Budi Arista Romadhoni
Jum'at, 21 November 2025 | 21:59 WIB
Bus TransJogja melintas di kawasan Malioboro, Jumat (21/11/2025). [Suara.com/Putu]
Baca 10 detik
  • Ratusan pengemudi TransJogja pada 21 November 2025 menyampaikan aspirasi di Gedung DPRD DIY mengenai masalah upah.
  • Tuntutan utama mencakup selisih upah harian yang dianggap tidak layak dan besaran denda pelanggaran yang memotong gaji mereka.
  • Permintaan lain adalah izin pengisian BBM siang hari karena sering kesulitan mendapat solar pada malam hari di SPBU.

Penderitaan bertambah saat malam tiba. Ketika sebagian besar orang beristirahat, para pengemudi harus berburu solar.

Kebijakan yang hanya memperbolehkan pengisian BBM pada malam hari justru menjadi bumerang. Stok solar di SPBU sering kali ludes, membuat mereka kelimpungan mencari bahan bakar untuk melayani masyarakat keesokan harinya.

"Jadi, intinya kalau malam itu kebanyakan kehabisan untuk BBM. Jadi, kita mintanya siang hari, tapi tadi belum deal juga," ungkapnya pasrah.

Aspirasi ini telah didengar oleh Ketua DPRD DIY, Nuryadi, yang berjanji akan memfasilitasi dialog lebih lanjut.

"Jadi perlu dibenahi, sehingga kita fasilitasi untuk itu kemajuannya banyak hanya belum sampai akhir wanting diteruskan hari Senin rapatnya di TransJogja untuk meneruskan diskusi ini," paparnya.

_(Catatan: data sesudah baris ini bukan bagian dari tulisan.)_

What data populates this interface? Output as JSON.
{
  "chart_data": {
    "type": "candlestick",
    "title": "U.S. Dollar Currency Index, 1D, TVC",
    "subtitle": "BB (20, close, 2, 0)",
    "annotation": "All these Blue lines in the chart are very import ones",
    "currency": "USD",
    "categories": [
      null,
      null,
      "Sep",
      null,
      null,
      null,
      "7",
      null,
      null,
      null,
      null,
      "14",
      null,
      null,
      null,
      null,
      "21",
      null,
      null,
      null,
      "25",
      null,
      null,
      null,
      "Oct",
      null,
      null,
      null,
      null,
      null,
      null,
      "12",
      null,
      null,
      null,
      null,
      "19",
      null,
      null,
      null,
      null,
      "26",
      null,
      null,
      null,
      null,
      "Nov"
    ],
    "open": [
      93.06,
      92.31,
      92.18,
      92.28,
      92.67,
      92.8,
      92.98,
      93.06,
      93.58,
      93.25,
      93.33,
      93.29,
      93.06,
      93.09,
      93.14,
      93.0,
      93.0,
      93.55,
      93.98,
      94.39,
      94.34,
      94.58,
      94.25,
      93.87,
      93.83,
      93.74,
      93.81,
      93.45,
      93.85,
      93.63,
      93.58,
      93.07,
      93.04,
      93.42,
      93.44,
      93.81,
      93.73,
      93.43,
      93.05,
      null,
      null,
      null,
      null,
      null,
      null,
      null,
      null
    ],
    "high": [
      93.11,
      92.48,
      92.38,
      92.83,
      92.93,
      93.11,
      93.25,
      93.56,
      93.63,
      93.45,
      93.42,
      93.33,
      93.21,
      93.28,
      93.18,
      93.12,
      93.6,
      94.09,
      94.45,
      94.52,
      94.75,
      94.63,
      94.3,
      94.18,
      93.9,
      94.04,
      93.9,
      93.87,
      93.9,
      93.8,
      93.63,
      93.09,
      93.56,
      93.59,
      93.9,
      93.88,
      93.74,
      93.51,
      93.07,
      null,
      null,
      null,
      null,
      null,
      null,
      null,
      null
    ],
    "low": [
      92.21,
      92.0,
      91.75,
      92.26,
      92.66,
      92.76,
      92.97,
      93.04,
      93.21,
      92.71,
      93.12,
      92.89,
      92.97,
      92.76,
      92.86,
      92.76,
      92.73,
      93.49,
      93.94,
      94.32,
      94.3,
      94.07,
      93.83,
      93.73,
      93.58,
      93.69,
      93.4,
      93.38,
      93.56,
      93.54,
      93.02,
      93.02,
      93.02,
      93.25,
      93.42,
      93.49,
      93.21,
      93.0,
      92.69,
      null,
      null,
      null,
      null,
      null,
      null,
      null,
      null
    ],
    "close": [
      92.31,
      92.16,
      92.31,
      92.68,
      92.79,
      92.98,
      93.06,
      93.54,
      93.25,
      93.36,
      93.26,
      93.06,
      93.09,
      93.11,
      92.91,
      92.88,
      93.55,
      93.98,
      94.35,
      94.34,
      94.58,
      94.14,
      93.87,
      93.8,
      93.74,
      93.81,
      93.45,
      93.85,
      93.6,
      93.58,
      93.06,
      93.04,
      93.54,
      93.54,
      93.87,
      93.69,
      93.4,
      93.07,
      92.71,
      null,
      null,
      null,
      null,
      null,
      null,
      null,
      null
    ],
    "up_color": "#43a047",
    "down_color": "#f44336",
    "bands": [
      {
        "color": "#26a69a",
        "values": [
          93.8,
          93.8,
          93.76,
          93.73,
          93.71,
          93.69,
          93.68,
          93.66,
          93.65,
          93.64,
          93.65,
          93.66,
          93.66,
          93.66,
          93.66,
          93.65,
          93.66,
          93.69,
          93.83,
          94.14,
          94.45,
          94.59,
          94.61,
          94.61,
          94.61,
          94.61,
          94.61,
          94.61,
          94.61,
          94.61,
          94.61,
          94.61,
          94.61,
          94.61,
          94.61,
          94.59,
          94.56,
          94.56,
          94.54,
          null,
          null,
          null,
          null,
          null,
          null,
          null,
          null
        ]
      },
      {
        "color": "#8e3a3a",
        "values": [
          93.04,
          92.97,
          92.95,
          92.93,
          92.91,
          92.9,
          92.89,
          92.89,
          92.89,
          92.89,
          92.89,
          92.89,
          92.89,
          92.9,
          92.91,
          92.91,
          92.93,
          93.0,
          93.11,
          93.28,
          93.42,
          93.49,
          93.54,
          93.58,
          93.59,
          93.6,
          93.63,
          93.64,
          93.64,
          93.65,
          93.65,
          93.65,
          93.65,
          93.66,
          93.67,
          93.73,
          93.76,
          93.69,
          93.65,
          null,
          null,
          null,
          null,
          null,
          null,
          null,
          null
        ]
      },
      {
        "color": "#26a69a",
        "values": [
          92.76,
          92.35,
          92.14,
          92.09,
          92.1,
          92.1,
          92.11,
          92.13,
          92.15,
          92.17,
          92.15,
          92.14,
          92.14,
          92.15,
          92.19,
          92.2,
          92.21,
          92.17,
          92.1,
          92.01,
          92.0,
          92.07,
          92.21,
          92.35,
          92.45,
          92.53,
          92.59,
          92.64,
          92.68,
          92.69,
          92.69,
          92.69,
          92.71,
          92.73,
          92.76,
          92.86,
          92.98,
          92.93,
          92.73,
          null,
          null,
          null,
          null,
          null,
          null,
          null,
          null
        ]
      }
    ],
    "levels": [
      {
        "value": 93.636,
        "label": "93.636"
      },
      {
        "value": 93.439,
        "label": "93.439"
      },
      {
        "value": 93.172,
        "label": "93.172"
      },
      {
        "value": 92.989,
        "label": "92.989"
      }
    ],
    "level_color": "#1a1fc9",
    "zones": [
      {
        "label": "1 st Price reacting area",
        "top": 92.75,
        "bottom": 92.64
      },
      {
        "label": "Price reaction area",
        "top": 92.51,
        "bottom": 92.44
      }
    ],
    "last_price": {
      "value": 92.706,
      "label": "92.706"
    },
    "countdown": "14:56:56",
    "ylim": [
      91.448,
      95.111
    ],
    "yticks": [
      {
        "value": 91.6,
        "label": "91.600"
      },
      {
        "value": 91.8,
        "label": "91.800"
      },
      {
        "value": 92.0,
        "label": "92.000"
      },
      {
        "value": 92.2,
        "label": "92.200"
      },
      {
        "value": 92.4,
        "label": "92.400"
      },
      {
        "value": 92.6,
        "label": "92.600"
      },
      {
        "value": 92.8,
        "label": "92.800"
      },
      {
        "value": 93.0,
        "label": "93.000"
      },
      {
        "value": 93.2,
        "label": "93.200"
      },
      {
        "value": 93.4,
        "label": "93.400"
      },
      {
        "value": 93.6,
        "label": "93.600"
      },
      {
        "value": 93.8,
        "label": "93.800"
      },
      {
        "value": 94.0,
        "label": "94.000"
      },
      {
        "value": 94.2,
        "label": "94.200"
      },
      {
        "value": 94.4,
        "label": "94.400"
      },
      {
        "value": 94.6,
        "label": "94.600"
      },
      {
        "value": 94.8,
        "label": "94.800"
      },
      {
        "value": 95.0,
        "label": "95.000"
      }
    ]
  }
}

Namun, jawaban dari Dinas Perhubungan (Dishub) DIY terasa masih mengambang. Kepala Bidang Angkutan Dishub DIY, Wulan Sapto Nugroho, meminta para pengemudi untuk bersabar menanti penetapan UMP DIY 2026.

"Cuma kalau sekarang kan kita nunggu nanti UMP-nya naik berapa, nanti pasti ada kenaikan itu pasti," ujarnya.

Terkait denda yang mencekik, Sapto berdalih itu adalah bagian dari implementasi Standar Pelayanan Minimal (SPM) demi keselamatan.

"Kaitan denda itu kan, ya denda itu kita juga menjalankan SPM. Artinya segala sesuatu yang melanggar tentu ada konsekuensinya," tandasnya.

Baca Juga: Dugaan Korupsi Miliaran Rupiah, Kejati DIY Geledah Kantor BUKP Tegalrejo Jogja

Dishub mengklaim kebijakan denda ini efektif menekan angka pelanggaran, dari 10-15 kasus per bulan menjadi hanya satu atau dua kasus saja.

"Sedangkan saat ini sekarang tinggal paling 1 atau 2. Dan itu orangnya biasanya itu-itu saja," imbuhnya.